Jensen se sentiu um idiota. Não sabia onde enfiar a cara. Aquilo parecia muito com uma crise de ciúmes de um namoradinho traído. E o pior, namoradinho de outro homem. Resolveu que a última coisa que ele queria naquele momento era ser ridicularizado, por isso fez a única coisa que lhe vinha martelando a cabeça na última hora. Agarrou Jared pelo colarinho e esfregou a boca na boca do outro homem.


Ao se afastarem, Jared estava tão surpreso quanto ele.


"Bem ... isso muda tudo. Que tal ... hã ... aperfeiçoarmos isso?" Jared perguntou com um sorriso. Dessa vez foi ele quem deu o primeiro passo e colou a boca na do outro.

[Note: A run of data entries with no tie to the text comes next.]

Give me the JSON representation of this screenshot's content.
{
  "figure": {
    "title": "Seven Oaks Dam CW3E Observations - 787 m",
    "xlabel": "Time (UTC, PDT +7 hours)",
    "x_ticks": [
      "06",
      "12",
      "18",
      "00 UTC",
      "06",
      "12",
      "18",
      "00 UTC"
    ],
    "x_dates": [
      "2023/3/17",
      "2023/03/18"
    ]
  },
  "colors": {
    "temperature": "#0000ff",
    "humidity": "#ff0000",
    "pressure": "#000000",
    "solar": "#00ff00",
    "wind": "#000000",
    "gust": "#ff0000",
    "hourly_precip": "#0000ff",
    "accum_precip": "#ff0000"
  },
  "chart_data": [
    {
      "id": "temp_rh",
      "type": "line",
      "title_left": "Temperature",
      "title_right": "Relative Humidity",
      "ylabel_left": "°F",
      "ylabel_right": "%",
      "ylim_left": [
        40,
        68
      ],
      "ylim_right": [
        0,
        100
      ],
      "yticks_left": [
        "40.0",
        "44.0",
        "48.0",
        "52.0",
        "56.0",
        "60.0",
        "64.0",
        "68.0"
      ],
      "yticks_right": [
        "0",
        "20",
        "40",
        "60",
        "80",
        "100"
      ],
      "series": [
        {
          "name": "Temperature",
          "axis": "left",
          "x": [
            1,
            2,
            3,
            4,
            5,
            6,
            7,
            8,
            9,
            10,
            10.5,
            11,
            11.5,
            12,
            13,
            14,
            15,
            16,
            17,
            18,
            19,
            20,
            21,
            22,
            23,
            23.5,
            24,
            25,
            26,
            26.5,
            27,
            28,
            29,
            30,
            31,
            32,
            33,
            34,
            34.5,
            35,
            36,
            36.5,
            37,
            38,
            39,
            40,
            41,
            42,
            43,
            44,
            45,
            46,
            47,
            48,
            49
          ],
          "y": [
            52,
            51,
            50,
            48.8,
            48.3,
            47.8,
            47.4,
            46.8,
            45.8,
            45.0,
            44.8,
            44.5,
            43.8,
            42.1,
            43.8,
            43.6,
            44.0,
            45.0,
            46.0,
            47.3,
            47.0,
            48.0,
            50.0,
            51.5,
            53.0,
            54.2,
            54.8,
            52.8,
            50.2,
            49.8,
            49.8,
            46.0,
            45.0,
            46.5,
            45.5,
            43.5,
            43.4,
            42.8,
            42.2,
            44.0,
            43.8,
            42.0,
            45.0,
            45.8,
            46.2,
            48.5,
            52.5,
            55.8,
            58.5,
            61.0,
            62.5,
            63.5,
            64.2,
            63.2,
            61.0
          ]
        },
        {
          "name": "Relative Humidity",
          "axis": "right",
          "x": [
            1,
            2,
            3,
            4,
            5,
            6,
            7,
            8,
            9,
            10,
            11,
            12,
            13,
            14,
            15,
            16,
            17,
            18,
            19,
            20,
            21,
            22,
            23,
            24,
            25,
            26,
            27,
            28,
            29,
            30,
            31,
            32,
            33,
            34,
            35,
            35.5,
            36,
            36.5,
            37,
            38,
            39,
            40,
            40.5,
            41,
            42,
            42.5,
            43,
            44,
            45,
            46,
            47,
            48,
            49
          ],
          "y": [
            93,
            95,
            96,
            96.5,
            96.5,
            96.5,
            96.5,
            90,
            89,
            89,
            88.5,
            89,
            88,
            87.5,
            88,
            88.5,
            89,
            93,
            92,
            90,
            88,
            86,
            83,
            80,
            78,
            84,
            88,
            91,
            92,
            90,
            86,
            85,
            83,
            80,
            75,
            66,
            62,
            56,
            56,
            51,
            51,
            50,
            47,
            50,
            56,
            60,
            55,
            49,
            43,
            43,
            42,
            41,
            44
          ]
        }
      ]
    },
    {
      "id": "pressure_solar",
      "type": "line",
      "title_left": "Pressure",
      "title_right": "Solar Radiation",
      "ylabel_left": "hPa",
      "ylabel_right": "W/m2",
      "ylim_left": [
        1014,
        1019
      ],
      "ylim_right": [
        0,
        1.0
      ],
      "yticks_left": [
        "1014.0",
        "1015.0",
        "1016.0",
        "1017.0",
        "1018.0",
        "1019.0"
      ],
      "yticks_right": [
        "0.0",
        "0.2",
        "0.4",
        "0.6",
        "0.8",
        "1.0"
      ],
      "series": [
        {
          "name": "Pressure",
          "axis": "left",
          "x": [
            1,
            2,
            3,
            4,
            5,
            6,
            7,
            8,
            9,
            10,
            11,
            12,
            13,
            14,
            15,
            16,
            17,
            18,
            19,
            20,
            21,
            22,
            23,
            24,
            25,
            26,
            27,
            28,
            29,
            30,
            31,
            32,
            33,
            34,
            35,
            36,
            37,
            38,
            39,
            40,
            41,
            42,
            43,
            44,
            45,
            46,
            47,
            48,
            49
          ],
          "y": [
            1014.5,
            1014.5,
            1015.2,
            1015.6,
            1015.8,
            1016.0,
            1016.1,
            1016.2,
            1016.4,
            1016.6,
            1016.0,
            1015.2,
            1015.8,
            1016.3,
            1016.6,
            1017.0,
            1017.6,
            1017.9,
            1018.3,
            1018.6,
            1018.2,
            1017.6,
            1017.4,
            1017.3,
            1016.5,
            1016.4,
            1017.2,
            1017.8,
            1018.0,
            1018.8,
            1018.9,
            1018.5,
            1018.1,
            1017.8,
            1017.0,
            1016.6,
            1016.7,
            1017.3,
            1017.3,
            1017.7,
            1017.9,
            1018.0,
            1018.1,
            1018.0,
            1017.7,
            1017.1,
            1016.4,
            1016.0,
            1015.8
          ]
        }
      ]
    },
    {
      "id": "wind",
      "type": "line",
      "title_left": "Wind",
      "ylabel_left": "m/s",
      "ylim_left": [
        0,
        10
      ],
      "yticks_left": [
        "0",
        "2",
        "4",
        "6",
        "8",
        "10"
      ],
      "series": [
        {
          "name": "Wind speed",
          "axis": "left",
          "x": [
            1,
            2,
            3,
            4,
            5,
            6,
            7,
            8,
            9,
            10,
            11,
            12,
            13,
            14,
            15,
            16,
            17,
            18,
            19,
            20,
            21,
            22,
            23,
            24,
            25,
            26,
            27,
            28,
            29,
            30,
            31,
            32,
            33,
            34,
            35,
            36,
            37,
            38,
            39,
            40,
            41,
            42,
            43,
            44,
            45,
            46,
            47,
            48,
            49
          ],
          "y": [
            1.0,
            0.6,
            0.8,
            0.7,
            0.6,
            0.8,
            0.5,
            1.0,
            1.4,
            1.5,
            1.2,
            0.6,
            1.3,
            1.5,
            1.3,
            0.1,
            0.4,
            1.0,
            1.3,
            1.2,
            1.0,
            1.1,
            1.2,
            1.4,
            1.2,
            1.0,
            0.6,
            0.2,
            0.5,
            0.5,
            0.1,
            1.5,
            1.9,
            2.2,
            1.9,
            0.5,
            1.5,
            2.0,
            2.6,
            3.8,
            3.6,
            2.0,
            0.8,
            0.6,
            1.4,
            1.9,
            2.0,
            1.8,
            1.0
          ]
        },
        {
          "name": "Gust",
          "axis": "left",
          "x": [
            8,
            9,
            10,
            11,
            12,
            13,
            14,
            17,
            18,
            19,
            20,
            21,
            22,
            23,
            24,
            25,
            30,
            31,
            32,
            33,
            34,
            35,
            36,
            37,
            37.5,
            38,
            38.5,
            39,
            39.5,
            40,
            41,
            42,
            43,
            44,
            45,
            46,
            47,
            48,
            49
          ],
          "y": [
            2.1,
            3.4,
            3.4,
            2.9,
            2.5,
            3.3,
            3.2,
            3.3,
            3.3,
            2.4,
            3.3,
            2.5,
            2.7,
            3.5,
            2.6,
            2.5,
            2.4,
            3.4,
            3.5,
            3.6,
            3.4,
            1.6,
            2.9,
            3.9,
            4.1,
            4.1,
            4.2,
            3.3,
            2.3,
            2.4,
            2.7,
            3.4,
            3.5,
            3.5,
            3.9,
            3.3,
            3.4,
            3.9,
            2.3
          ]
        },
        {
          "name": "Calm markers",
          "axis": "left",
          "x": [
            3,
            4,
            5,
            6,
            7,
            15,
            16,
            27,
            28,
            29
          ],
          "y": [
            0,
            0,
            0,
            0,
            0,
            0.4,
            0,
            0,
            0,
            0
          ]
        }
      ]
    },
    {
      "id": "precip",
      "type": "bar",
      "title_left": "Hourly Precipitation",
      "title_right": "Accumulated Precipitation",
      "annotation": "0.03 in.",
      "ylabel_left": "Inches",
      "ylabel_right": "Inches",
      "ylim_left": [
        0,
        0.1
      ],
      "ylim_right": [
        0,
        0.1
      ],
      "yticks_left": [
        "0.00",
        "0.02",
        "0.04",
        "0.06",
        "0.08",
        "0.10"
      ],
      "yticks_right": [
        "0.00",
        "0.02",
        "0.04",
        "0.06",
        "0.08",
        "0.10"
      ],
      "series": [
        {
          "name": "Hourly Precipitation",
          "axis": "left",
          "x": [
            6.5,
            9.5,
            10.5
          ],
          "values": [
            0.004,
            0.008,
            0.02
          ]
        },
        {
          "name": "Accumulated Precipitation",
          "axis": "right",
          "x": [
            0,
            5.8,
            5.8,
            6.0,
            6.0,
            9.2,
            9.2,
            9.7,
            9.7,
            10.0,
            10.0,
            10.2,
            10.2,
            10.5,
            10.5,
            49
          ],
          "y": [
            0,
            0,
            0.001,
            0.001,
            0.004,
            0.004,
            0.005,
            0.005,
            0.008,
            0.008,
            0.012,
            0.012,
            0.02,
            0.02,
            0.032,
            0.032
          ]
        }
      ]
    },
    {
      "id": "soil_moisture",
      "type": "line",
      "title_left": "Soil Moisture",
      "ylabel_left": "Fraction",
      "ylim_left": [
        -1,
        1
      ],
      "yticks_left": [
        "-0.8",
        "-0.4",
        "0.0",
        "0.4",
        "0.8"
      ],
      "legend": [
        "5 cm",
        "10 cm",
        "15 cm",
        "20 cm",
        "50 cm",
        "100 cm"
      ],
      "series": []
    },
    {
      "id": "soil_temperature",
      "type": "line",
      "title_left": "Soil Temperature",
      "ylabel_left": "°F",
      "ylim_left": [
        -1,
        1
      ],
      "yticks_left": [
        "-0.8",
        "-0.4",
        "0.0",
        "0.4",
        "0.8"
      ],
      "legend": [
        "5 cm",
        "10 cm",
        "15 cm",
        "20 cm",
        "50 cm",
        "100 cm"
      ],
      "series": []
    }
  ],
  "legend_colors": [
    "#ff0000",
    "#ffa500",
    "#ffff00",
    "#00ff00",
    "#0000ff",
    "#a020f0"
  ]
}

Dessa vez a língua foi envolvida, provocando sensações não apropriadas para um macho viril da estirpe de Jensen. Ele viu estrelinhas. Ao se separarem novamente, Jensen ficou encabulado.


"Eu nunca ... eu nunca ..." Jensen abaixou a cabeça e tentou esconder o rubor que ele sentiu lhe queimar a face.


"Você nunca fez isso antes? Não tem problema. Eu posso guiá-lo nesse caminho. Nessa matéria sou autodidata."


Jensen sorriu. Ele ainda não se sentia bem ao lado de Jared. Esse rapaz era pura encrenca, mas não existia nenhuma outra pessoa no mundo que ele ansiasse mais a companhia do que a desse encrenqueiro.